Friday, 22 January 2010

Rosemary's class: Deep, honest, simple

Rosemary Butcher is one of the greatest choreographer in UK, and I would always go and see her works.

I was fortunate to have her as my choreography teacher when I was studying at Laban, then I did her workshop at Independent Dance in winter 2008. First two weeks in January, she led professional morning classes at ID. This is quite unusual because she normally does not 'teach' a dance technique class like other teacher would do. She 'leads' a class where each participant explores their own identity in movement. Her class is very much based on her idea of dance, which is further beyond what most people would think. But it is like searching for the golden rule for human, not only dance. The truth is applicable to many other things and communicative to many other people.

The classes were very satisfying experience for me to explore movement, the body and the mind in the improvisation (if I may call it) clearly led by Rosemary's vision. It was challenging as usual to understand or interpret her abstract directions and suggestions. I like the state of mind I reach through the process, somewhere very deep, honest and simple.

How Rosemary leads and where I reach seem to be quite mystery to me and I would love to know more about it.

After the experience, I try to break down the journey in the classes so that the idea may be crystallised.

1) Starting point
We start from any comfortable positions, often lying on the floor. Rosemary gives some simple focuses on the body eg.) shoulder joints and hip joints, all the surface on the body, which part on the floor and which not, vertical line and horizontal line etc.

I would just do whatever the body wants to do following the instruction. The movement gradually gets more dynamic, and I start to see some kind of pattern of movement or the idea behind of some movement.

2) Defining vocabulary
Then I can consciously be aware of my vocabulary in this session. I will keep this in my mind and will come back to the vocabulary when I feel lost. On the other hand, the door is half open for anything new to come in. The vocabulary map keeps slightly changing according to the new comers.

3) Change of energy
This is the most challenging part. Rosemary suggests to change the focuses of what we are experimenting in very abstract way. The interpretation of her words is up to the individual, and I always a bit of struggle in myself asking 'is this what she is asking for?'. I can do only what I have understood. It is quite easy to give up here and stop moving. But the most important things would be not to loose trust in myself. After the struggle, the cloud gets clearer in myself and start seeing different games and qualities emerging. If lucky, I can have some imagination and some kind of narratives, which would probably make very strong performance if you see from the audience point of view.

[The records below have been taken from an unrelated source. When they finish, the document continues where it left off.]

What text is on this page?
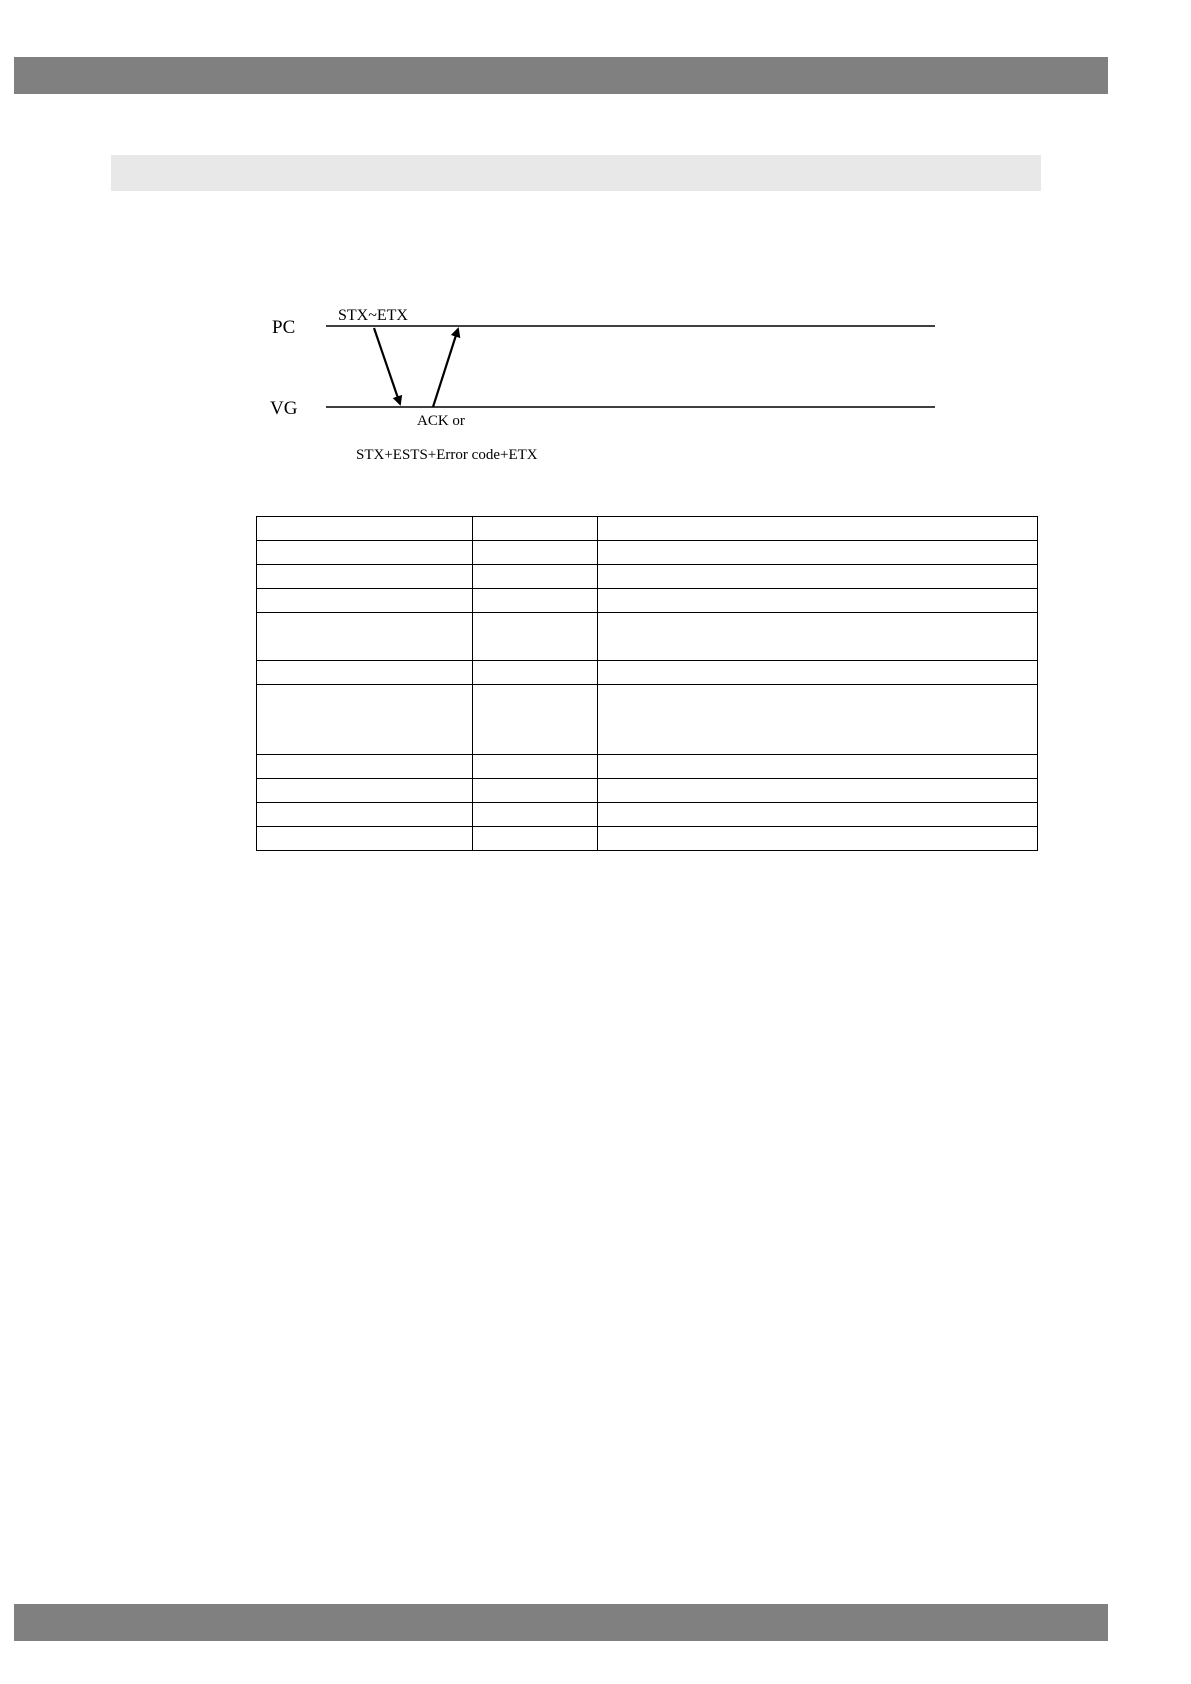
PC
VG
STX~ETX
ACK or
STX+ESTS+Error code+ETX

4) Letting outside come in
Up till here, the journey is pretty much personal. There are no connection to other people around. After working personally for a while, there is a point where I can keep the personal connection inside me without caring too much and can open my eyes to people and space around me. This gives me other possibilities of movement that does not belong to my vocabulary map, and it will trigger the map to be broaden whether the movement stays in the map or not. I have a danger to loose my own internal journey and go with the new stimuli from outside so I will remember to anchor myself down.

5) Abandon the memory, and start again
This is optional. Rosemary once told us to stop and leave the memory of the journey behind. Start from the blank campus. But can it be completely blank? What is remained?

6) Reflection
At the end, just remembering and digesting the experience. We can do whatever- move, write, watch... I try to retrace the journey.